There a few parameters that we have to specify for our ***fully connected*** layer. We must specify 4 numbers in `nn.Linear(#, #, #, #)`.

* The first number is the input depth (i.e., the `output_size` of the last layer).
* The second and third numbers are the dimensions of the image.
* The final number is the number of classes in your dataset.

## 5. Let's build your first custom CNN!

In [None]:
# Define the CNN model
class CustomCNN(nn.Module):
    def __init__(self):
        super(CustomCNN, self).__init__()
        self.conv1 = nn.Conv2d(XXXX)
        self.conv2 = nn.Conv2d(XXXX)
        self.pool = nn.MaxPool2d(XXXX)
        self.fc1 = nn.Linear(XXXX)

    def forward(self, x):
        x = XXXX
        x = XXXX
        x = XXXX  # Hint: Flatten before passing to fully connected layer
        x = XXXX
        return x

# 6. Prepare the Data

For this lab, we will be using the MNIST dataset. This is a popular dataset containing black-and-white images of numbers.

In [None]:
# Load MNIST dataset
transform = transforms.Compose([
    transforms.ToTensor(),
    transforms.Normalize((0.1307,), (0.3081,))
])

trainset = torchvision.datasets.MNIST(root='./data', train=True, download=True, transform=transform)
trainloader = DataLoader(XXXX)

testset = torchvision.datasets.MNIST(root='./data', train=False, download=True, transform=transform)
testloader = DataLoader(XXXX)

## 7. Training the CNN

First we must specify a few things about our training process:
* What model we will use,
* what loss function we want,
* and what optimizer we want (where we also specify our learning rate).

In [None]:
# Initialize model, loss function, and optimizer
device = torch.device("cuda" if torch.cuda.is_available() else "cpu")
model = XXXX
criterion = XXXX
optimizer = XXXX

Now, we can create a loop to run through the batches of data and update the weights for each batch.

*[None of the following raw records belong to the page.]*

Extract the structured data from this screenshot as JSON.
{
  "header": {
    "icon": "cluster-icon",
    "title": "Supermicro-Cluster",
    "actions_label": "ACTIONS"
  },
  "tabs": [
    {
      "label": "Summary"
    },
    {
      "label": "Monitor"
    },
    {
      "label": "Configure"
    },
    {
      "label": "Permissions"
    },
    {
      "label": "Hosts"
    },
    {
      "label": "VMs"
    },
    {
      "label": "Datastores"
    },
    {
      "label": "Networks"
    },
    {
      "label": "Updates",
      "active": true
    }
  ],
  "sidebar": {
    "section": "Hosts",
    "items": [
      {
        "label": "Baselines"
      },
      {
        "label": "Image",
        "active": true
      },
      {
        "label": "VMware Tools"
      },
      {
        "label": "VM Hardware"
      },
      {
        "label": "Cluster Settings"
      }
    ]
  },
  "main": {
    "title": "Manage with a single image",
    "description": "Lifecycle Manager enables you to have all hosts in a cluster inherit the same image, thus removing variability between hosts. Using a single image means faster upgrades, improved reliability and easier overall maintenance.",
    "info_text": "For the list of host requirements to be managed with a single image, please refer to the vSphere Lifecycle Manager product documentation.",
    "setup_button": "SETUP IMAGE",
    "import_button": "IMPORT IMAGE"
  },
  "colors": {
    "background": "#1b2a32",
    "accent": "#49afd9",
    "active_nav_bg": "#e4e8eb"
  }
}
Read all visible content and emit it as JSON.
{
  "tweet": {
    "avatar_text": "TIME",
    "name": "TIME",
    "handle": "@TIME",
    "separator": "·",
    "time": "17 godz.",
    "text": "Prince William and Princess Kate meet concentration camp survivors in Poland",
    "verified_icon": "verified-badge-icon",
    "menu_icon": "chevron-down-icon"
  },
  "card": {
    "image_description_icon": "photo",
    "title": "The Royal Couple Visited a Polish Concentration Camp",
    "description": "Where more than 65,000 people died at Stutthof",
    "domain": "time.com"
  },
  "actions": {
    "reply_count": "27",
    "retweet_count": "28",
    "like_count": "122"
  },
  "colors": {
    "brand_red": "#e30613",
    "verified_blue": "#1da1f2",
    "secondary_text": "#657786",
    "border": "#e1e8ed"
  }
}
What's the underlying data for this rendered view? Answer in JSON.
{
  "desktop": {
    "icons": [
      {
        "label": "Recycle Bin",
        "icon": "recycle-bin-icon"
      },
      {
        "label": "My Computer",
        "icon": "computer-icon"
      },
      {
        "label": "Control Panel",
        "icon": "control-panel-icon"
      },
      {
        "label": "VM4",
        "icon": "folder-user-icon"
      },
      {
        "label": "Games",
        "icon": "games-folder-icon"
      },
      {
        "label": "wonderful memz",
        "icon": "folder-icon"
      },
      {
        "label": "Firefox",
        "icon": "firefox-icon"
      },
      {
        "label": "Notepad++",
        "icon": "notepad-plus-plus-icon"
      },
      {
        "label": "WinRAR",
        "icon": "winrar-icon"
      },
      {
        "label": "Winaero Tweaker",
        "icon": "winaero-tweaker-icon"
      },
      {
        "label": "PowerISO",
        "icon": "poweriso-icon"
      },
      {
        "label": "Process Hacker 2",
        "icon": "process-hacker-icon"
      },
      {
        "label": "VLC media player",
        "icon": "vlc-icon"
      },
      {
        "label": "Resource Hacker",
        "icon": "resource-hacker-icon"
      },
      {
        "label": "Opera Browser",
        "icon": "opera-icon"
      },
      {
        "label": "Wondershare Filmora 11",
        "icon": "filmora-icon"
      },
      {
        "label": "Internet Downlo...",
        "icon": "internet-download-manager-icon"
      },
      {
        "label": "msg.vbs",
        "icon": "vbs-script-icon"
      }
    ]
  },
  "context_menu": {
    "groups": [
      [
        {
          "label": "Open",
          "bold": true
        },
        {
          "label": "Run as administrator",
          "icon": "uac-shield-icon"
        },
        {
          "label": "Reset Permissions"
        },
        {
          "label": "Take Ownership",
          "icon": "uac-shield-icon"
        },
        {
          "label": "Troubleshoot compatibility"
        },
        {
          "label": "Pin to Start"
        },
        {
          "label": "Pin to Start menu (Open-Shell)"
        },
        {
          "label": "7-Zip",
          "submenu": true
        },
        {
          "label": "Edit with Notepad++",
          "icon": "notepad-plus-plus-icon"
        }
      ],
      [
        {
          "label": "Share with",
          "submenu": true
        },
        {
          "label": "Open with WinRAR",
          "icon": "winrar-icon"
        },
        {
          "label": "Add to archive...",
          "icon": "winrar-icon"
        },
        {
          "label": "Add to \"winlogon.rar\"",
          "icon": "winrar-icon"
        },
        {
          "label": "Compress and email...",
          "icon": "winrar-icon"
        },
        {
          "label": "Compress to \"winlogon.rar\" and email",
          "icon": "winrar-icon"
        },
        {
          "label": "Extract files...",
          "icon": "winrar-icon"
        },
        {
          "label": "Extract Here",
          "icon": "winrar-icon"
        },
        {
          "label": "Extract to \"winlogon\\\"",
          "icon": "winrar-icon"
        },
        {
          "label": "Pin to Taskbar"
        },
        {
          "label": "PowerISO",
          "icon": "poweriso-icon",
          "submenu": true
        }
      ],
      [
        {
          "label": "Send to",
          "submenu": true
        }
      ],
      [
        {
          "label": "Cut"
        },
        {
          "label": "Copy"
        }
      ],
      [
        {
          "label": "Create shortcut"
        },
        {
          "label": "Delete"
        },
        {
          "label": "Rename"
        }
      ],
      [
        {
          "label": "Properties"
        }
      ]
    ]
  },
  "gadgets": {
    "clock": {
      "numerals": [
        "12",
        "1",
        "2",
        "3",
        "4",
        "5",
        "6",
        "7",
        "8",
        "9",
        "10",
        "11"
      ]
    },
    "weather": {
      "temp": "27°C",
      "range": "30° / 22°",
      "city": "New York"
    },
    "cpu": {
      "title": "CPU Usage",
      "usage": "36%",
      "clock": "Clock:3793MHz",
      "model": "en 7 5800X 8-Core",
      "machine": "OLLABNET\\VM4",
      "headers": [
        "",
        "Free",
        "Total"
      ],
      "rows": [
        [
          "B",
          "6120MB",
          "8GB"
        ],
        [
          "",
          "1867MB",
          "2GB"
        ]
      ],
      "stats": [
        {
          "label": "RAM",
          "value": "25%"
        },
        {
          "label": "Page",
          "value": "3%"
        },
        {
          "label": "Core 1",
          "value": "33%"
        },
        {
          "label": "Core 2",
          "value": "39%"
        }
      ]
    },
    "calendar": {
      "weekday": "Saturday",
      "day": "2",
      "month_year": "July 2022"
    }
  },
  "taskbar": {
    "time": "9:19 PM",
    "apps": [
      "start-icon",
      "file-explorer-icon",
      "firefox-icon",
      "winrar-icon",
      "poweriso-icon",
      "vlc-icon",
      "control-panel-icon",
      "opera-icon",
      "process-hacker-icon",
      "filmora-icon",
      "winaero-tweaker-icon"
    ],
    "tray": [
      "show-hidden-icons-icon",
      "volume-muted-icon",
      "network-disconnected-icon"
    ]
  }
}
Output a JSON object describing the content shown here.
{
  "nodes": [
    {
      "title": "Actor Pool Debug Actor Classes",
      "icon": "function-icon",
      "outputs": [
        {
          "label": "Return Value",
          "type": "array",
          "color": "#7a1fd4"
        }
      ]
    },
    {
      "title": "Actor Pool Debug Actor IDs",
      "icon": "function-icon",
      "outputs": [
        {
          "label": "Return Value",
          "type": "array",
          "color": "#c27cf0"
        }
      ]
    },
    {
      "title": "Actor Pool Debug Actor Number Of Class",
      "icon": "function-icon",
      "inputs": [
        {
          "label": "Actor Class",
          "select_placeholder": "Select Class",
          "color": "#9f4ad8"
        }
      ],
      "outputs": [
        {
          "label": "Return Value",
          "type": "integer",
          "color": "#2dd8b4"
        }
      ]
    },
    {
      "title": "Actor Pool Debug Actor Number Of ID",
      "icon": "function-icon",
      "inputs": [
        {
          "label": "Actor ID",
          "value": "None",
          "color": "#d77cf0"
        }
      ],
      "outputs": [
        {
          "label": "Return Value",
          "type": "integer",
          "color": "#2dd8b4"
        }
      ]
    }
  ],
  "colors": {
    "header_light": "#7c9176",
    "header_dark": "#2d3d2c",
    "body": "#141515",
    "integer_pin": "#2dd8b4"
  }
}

We will also save the training loss and report it back once after each epoch.

In [None]:
# Training loop
epochs = 5
for epoch in range(epochs):
    running_loss = 0.0
    for XXXX, XXXX in XXXX:
        XXXX, XXXX = XXXX, XXXX

        XXXX
        XXXX
        loss = XXXX
        XXXX
        XXXX

        running_loss += loss.item()

    print(f"Epoch {epoch+1}, Loss: {running_loss/len(trainloader):.4f}")

print("Training complete!")

**Congratulations**! You've successfully trained your first custom CNN!

## 8. Exploration Quest

Try changing up some of the model parameters, such as the number of filters, stride, and padding to see how they impact your training.

Then, try changing some of the training parameters, such as the batch size, loss function, optimizer, and learning rate, and see how they impact the model training.

Can you find an "optimal" set of parameters for this task?